If you are like me you already have some strong opinions about poverty. And by “strong” I don’t mean your opinions are particularly loud or obnoxious, but that they are deeply-seated and fundamental to how you see the world. You might think of poverty as being a structural problem, stemming from from systemic racism and sexism. You might think it is a cultural problem, caused, in part, from fatherless homes and substance abuse. You might see it as a moral failing. You might see it as a predictable outcome of a process of globalization and consolidation in industry. These, and several other theories of poverty, arise repeatedly in contemporary debate.
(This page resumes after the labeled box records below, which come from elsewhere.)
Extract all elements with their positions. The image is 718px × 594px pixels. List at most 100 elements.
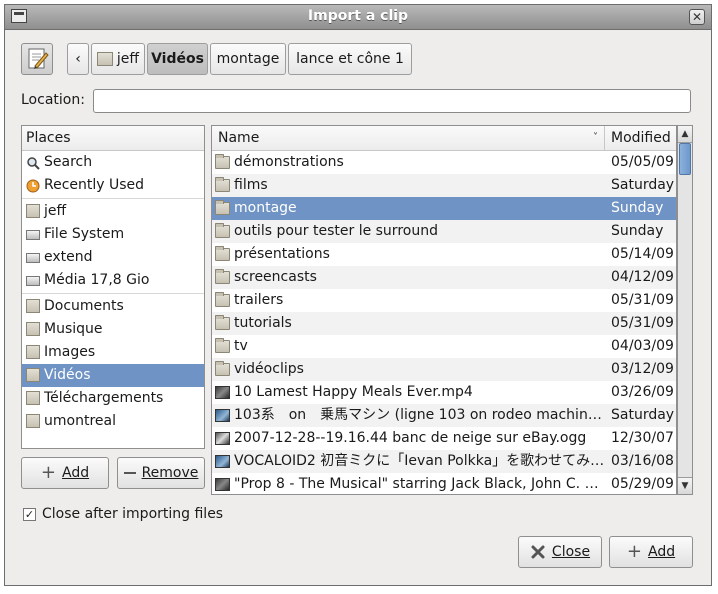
file-name: 10 Lamest Happy Meals Ever.mp4 (234, 384, 473, 400)
file-name-cell: 103系 on 乗馬マシン (ligne 103 on rodeo machin… (212, 404, 605, 427)
column-modified-header[interactable]: Modified (605, 126, 676, 150)
file-name-cell: 2007-12-28--19.16.44 banc de neige sur e… (212, 427, 605, 450)
places-list: Search Recently Used jeff File System extend… (22, 151, 204, 433)
places-header[interactable]: Places (22, 126, 204, 151)
remove-bookmark-button[interactable]: Remove (117, 457, 205, 489)
file-row[interactable]: montage Sunday (212, 197, 676, 220)
folder-icon (26, 414, 40, 428)
file-name-cell: outils pour tester le surround (212, 220, 605, 243)
import-dialog: Import a clip ✕ ‹ jeff Vidéos montage la… (4, 4, 712, 586)
place-item[interactable]: Documents (22, 295, 204, 318)
scrollbar-thumb[interactable] (679, 143, 691, 175)
file-name: vidéoclips (234, 361, 304, 377)
file-name: démonstrations (234, 154, 344, 170)
file-name: tutorials (234, 315, 292, 331)
file-row[interactable]: screencasts 04/12/09 (212, 266, 676, 289)
file-row[interactable]: 10 Lamest Happy Meals Ever.mp4 03/26/09 (212, 381, 676, 404)
folder-icon (215, 361, 230, 376)
file-row[interactable]: films Saturday (212, 174, 676, 197)
scroll-down-icon[interactable]: ▼ (678, 477, 692, 494)
file-row[interactable]: 2007-12-28--19.16.44 banc de neige sur e… (212, 427, 676, 450)
file-modified: Sunday (611, 200, 664, 216)
file-row[interactable]: tutorials 05/31/09 (212, 312, 676, 335)
place-label: Téléchargements (44, 390, 164, 406)
scroll-up-icon[interactable]: ▲ (678, 126, 692, 143)
place-label: Images (44, 344, 96, 360)
file-name: screencasts (234, 269, 317, 285)
places-separator (22, 198, 204, 199)
location-input[interactable] (93, 89, 691, 113)
file-name-cell: screencasts (212, 266, 605, 289)
place-item[interactable]: Recently Used (22, 174, 204, 197)
path-back-button[interactable]: ‹ (67, 43, 89, 75)
file-modified: Saturday (611, 177, 675, 193)
place-item[interactable]: Téléchargements (22, 387, 204, 410)
crumb-lance-et-cone[interactable]: lance et cône 1 (288, 43, 412, 75)
title-bar: Import a clip ✕ (5, 5, 711, 30)
file-list-scrollbar[interactable]: ▲ ▼ (677, 125, 693, 495)
file-modified: 05/31/09 (611, 315, 674, 331)
crumb-label: lance et cône 1 (296, 51, 404, 67)
sort-chevron-icon: ˅ (593, 132, 598, 143)
file-row[interactable]: VOCALOID2 初音ミクに「Ievan Polkka」を歌わせてみた(...… (212, 450, 676, 473)
crumb-montage[interactable]: montage (210, 43, 286, 75)
place-item[interactable]: Images (22, 341, 204, 364)
folder-icon (215, 246, 230, 261)
place-item[interactable]: File System (22, 223, 204, 246)
file-row[interactable]: trailers 05/31/09 (212, 289, 676, 312)
file-modified: 04/12/09 (611, 269, 674, 285)
file-modified: 03/16/08 (611, 453, 674, 469)
add-button-label: Add (647, 544, 676, 560)
drive-icon (26, 253, 40, 263)
crumb-videos[interactable]: Vidéos (147, 43, 208, 75)
add-bookmark-button[interactable]: + Add (21, 457, 109, 489)
close-after-option[interactable]: ✓ Close after importing files (23, 506, 223, 522)
place-label: Recently Used (44, 177, 145, 193)
close-after-label: Close after importing files (42, 506, 224, 522)
place-item[interactable]: Média 17,8 Gio (22, 269, 204, 292)
folder-icon (215, 177, 230, 192)
add-button[interactable]: + Add (609, 536, 693, 568)
file-row[interactable]: vidéoclips 03/12/09 (212, 358, 676, 381)
folder-icon (215, 338, 230, 353)
file-name-cell: tutorials (212, 312, 605, 335)
close-after-checkbox[interactable]: ✓ (23, 507, 36, 521)
crumb-home[interactable]: jeff (91, 43, 145, 75)
search-icon (26, 155, 40, 170)
file-name-cell: films (212, 174, 605, 197)
file-name: films (234, 177, 268, 193)
place-item[interactable]: jeff (22, 200, 204, 223)
place-item[interactable]: Musique (22, 318, 204, 341)
column-name-label: Name (218, 130, 260, 146)
crumb-label: montage (216, 51, 280, 67)
file-row[interactable]: démonstrations 05/05/09 (212, 151, 676, 174)
close-window-icon[interactable]: ✕ (689, 9, 705, 25)
type-location-button[interactable] (21, 43, 53, 75)
place-item[interactable]: Search (22, 151, 204, 174)
drive-icon (26, 276, 40, 286)
file-name-cell: vidéoclips (212, 358, 605, 381)
video-thumbnail-icon (215, 386, 230, 399)
file-list: Name ˅ Modified démonstrations 05/05/09 fi… (211, 125, 677, 495)
home-folder-icon (96, 52, 113, 66)
file-row[interactable]: tv 04/03/09 (212, 335, 676, 358)
file-row[interactable]: présentations 05/14/09 (212, 243, 676, 266)
file-modified: Sunday (611, 223, 664, 239)
location-label: Location: (21, 92, 85, 108)
file-row[interactable]: 103系 on 乗馬マシン (ligne 103 on rodeo machin… (212, 404, 676, 427)
file-name: tv (234, 338, 248, 354)
video-thumbnail-icon (215, 432, 230, 445)
place-item[interactable]: Vidéos (22, 364, 204, 387)
folder-icon (26, 368, 40, 382)
file-row[interactable]: "Prop 8 - The Musical" starring Jack Bla… (212, 473, 676, 494)
file-row[interactable]: outils pour tester le surround Sunday (212, 220, 676, 243)
file-modified: 05/14/09 (611, 246, 674, 262)
place-item[interactable]: umontreal (22, 410, 204, 433)
close-button[interactable]: Close (518, 536, 602, 568)
column-name-header[interactable]: Name ˅ (212, 126, 605, 150)
remove-bookmark-label: Remove (141, 465, 199, 481)
folder-icon (26, 345, 40, 359)
place-item[interactable]: extend (22, 246, 204, 269)
folder-icon (215, 315, 230, 330)
file-name-cell: montage (212, 197, 605, 220)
Michael Tanner, Senior Fellow at the Cato Institute, does us a great service by dedicating the first half of his book, The Inclusive Economy: How to Bring Wealth to America’s Poor, to a deep dive into the various historical and contemporary views on poverty. He brings data to bear on the question and essentially demonstrates that each of the various theories are incomplete or ineffective from a policy perspective. He certainly challenged some deep-seated views I’ve held on the subject, and for that I am grateful.
The second half of the book is a detailed articulation of Tanner’s policy recommendations. Tanner rejects the pessimistic view that poverty is inescapable, that the only policy discussion worth having is how to design an efficient program for redistribution. Observing that, “The best thing that government can do now, therefore, is to stop doing all the bad things it currently does,” he proposes libertarian reforms in five basic areas: criminal justice, education, zoning and land use, impediments to savings, and taxes/regulations, showing how each one would help the poor. It is a compelling argument.
As mentioned before, this is not an breezy read. If you are like me, you’ll put it down and ponder what you’ve read for a while, as your preconceptions are challenged. But it is an important book, one worth reading, and one I hope more policy-makers read as well.